At Pleistocene Park, Zimov is attempting to re-create the Pleistocene grasslands to demonstrate that the grasslands would have persisted into the Holocene if humans did not overhunt the herds of Pleistocene herbivores that roamed and maintained the ecosystem. He has demonstrated that grasses take over the landscape 1–2 years after mosses are anthropogenically removed. According to Zimov, reintroducing large herbivores to Siberia would initiate a positive feedback loop promoting the reestablishment of grassland ecosystems: "The animals, their hooves, they disturb the moss and let grasses grow instead. The soil dries out, the animals deposit their fertilizer, the grass grows more, and more animals can graze."

Current efforts in the park include reintroducing surviving Pleistocene megafauna into the fenced enclosure until they reach densities to change the vegetation and soil to a steppe grassland ecosystem. Pleistocene Park currently covers an area of 160 sqkm and contains less than 100 large mammals representing six major herbivore species (horses, moose, reindeer, muskox, elk, and bison). Zimov's goal for Pleistocene Park is to increase the number of large herbivores to 20 per square kilometer before then reintroducing predators, including wolves, bears, and Siberian tigers.

In 2007 a 35-meter high flux tower was erected in the park which constantly monitors the levels of methane, carbon dioxide, water vapor and energy (temperature) in the park's atmosphere. The data among others contributes to the Global Monitoring Division of NOAA's Earth System Research Lab.

Zimov’s concept of Pleistocene Park and repopulating the mammoth steppe is listed as one of the “100 most substantive solutions to global warming” by Project Drawdown. The list, encompassing only technologically viable, existing solutions, was compiled by a team of over 200 scholars, scientists, policymakers, business leaders and activists; for each solution the carbon impact through the year 2050, the total and net cost to society, and the total lifetime savings were measured and modelled.

==Filmography==
« L'hypothèse de Zimov » feature-length documentary (90 and 52 min) ; international co-production involving Arturo Mio, 13 Productions, ARTE France (France), Take Five, RTBF (Belgique) and Ethnofund (Russia). Film written and directed by Denis Sneguirev, in Russian and English; in post-production for a release scheduled for November 2021. (Film site; ARTE Germany)
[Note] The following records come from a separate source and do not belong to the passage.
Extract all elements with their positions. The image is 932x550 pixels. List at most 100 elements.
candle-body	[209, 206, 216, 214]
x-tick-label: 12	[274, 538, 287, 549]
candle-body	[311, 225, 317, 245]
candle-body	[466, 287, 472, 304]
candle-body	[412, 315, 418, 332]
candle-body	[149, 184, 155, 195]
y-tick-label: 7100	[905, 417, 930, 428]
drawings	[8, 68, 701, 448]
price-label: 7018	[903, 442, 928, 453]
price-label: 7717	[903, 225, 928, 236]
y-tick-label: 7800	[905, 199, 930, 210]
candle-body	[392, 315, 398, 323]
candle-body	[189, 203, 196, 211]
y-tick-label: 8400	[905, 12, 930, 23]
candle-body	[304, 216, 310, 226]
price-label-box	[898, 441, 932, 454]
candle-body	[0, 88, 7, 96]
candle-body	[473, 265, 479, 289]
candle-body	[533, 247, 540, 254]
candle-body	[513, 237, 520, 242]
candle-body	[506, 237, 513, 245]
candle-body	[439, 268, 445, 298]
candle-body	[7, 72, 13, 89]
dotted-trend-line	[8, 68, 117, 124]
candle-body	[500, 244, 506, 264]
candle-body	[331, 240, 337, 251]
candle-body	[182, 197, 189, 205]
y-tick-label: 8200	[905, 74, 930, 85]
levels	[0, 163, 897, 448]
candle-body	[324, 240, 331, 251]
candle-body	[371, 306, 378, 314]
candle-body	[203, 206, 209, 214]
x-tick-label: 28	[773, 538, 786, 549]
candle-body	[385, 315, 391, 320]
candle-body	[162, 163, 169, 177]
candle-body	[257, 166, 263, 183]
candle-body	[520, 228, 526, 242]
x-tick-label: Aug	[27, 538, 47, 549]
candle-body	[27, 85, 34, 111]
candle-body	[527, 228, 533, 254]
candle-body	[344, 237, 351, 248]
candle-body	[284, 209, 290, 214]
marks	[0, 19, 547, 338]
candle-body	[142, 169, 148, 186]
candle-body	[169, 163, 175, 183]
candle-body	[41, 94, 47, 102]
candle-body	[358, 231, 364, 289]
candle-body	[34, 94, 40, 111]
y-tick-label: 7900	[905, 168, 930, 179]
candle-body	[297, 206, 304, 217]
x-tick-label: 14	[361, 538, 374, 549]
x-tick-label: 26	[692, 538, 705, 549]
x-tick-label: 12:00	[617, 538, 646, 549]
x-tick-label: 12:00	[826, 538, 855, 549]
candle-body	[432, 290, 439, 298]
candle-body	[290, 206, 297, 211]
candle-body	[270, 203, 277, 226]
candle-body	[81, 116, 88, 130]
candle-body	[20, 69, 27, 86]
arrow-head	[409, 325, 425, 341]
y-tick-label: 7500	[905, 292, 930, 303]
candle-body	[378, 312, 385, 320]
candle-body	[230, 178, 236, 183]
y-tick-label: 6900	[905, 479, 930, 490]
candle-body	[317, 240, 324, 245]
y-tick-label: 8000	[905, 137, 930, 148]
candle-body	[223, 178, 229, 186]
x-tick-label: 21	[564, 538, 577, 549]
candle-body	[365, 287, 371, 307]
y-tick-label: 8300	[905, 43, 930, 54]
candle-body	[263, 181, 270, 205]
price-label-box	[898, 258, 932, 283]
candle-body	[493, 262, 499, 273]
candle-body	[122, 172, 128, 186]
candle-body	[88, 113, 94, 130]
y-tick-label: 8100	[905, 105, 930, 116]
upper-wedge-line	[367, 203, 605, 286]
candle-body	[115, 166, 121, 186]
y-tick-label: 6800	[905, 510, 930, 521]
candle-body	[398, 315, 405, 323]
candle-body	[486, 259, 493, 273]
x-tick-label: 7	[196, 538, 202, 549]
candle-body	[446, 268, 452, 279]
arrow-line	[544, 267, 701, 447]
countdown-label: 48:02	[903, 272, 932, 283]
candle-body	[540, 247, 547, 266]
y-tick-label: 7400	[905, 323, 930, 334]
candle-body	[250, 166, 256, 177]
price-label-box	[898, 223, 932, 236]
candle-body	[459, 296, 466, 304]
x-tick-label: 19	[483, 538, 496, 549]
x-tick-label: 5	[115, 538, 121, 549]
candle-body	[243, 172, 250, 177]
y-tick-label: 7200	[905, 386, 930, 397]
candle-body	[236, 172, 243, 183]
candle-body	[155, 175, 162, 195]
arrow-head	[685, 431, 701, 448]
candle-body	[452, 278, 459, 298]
== Selected publications ==

- Walter, K. M. (2007). "Thermokarst Lakes as a Source of Atmospheric CH4 During the Last Deglaciation"
 This paper estimates that 33-87% of high-latitude increases in atmospheric methane originate from thermokarst lakes. It is suggested that sediments which have been frozen since the Pleistocene, called yedoma, will have high methane-releasing potential as they thaw due to climate change.
- Walter, K. M. (2006). "Methane bubbling from Siberian thaw lakes as a positive feedback to climate warming"
 This paper quantifies methane emissions from thermokarst lakes in North Siberia. Most of the methane is sourced to thawing permafrost from the lake margins.
- Zimov, Sergey A. (2005). "Pleistocene Park: Return of the Mammoth's Ecosystem" PDF
 This essay outlines the concept behind Pleistocene Park, Sergei Zimov's research site in which he seeks to demonstrate that human overhunting of Pleistocene megafauna led to the disappearance of the Pleistocene's grassland-steppe ecosystem.
- Zimov, S. A. (1999). "Contribution of Disturbance to Increasing Seasonal Amplitude of Atmospheric CO2"
 This paper suggests that increasing high-latitude ecological disturbances such as fires and grazing contribute to the long-term increase in atmospheric carbon dioxide.
- Zimov, Sergey A. (2006). "Permafrost and the Global Carbon Budget"
 This paper contends that permafrost represents a significant global carbon sink. As climate change causes permafrost to thaw, the stored carbon will be released and amplify global climate change.
- Zimov, S. A. (1997). "North Siberian Lakes: A Methane Source Fueled by Pleistocene Carbon"
 This paper identifies Pleistocene-aged soils, referred to as yedoma, as being a major carbon source for methane emissions from thermokarst lakes in North Siberia.